Bruno Showers, senior policy analyst for Arkansas Advocates for Children and Families, said his group partnered with the nonpartisan Institute on Taxation and Economic Policy to analyze the tax cuts and found they’ll mostly benefit people with higher incomes.
He noted that the personal tax rate was cut from 5.5% to 4.9% – which is where the state will lose the most money.
“And we just think that at this time, every day, our kids and families are facing rising prices,” said Showers. “Rents are going up, the cost of food and utilities is going up. And we think that that revenue could be better used to address the needs of everyday Arkansans, rather than cutting taxes.”

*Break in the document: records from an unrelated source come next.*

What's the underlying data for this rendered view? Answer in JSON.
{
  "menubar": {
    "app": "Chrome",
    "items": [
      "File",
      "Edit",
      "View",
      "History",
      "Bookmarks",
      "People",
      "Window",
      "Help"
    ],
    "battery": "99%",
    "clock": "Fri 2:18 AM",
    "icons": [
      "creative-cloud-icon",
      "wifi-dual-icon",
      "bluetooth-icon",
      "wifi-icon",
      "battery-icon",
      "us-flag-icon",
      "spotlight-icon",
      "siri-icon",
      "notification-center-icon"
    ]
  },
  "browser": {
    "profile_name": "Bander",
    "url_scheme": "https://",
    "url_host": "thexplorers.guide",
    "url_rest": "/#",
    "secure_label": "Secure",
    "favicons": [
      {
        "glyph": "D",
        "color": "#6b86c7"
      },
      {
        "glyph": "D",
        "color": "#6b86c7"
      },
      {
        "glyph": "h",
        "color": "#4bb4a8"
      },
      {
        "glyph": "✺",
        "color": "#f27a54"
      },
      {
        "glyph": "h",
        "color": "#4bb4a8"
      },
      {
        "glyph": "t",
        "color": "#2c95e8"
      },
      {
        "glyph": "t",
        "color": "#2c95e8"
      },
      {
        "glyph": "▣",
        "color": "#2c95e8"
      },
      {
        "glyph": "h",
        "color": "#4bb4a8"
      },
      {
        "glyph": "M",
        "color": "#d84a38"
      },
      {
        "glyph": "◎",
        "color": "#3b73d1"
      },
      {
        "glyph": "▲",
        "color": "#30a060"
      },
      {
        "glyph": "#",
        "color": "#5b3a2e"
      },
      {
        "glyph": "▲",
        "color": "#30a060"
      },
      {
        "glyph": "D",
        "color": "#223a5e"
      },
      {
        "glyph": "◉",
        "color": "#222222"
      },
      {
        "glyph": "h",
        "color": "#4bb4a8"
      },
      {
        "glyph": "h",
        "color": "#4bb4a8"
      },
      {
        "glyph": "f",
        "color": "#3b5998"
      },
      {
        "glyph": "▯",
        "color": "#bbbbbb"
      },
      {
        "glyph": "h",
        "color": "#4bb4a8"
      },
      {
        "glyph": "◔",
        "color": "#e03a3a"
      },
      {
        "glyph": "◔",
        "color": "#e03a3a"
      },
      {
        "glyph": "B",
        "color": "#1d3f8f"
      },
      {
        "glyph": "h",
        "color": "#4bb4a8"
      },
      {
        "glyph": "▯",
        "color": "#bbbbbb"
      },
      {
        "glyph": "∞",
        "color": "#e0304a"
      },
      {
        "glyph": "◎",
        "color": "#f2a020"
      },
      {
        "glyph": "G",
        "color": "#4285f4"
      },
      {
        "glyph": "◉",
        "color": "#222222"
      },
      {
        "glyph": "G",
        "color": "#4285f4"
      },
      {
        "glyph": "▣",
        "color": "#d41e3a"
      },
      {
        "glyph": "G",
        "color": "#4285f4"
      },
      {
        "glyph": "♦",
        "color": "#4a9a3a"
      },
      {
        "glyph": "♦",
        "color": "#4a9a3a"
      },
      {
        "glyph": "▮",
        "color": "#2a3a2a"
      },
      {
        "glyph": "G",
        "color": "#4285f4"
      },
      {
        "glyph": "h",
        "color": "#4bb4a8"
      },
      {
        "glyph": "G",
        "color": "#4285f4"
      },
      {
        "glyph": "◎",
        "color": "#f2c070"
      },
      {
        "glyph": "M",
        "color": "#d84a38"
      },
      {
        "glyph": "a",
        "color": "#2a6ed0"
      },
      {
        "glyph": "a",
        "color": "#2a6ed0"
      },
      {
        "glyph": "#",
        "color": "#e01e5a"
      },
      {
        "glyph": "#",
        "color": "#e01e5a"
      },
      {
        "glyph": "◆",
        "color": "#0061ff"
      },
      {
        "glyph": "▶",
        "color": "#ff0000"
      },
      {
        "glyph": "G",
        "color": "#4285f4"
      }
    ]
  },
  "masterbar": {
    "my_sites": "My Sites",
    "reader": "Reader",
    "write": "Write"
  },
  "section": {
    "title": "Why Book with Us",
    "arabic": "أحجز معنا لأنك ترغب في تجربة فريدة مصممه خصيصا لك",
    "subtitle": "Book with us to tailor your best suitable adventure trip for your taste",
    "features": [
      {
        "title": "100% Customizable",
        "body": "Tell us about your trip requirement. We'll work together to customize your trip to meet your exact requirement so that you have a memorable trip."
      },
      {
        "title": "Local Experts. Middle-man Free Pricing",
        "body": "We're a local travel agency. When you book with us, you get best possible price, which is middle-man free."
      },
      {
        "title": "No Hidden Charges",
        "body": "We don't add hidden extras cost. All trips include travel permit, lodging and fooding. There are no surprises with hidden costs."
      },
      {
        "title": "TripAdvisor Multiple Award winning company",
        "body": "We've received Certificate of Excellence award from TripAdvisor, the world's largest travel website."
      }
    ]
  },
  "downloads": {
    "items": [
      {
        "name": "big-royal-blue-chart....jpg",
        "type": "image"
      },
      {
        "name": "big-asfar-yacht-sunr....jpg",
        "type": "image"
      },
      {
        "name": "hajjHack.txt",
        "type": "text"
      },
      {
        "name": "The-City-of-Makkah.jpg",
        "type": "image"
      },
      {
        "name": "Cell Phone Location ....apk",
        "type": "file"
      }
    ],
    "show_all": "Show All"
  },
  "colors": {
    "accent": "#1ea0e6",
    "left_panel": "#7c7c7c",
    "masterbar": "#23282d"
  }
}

Showers noted that the analysis also found the corporate tax cut – from 5.9% to 5.3% – will be passed on to shareholders who may not even live in Arkansas.
He added that nearly 80% of the corporate income-tax cut will benefit the top 20% of earners once it’s fully phased in.
Showers acknowledged that cutting the state’s top corporate income-tax rate may help increase economic activity somewhat. But he said even the most generous estimates show it would be a very small share of the state’s overall economic output.
“At some point before they cut taxes this previous year, and the year before, they hired some consultants to analyze the potential economic boost from cutting these personal income taxes,” said Showers. “And it was something like less than one-tenth of 1% increase in economic output, over a 10 year window.”
Showers said the hope now is that the state won’t have to trim public services or raise taxes elsewhere to make up for the revenue it is losing.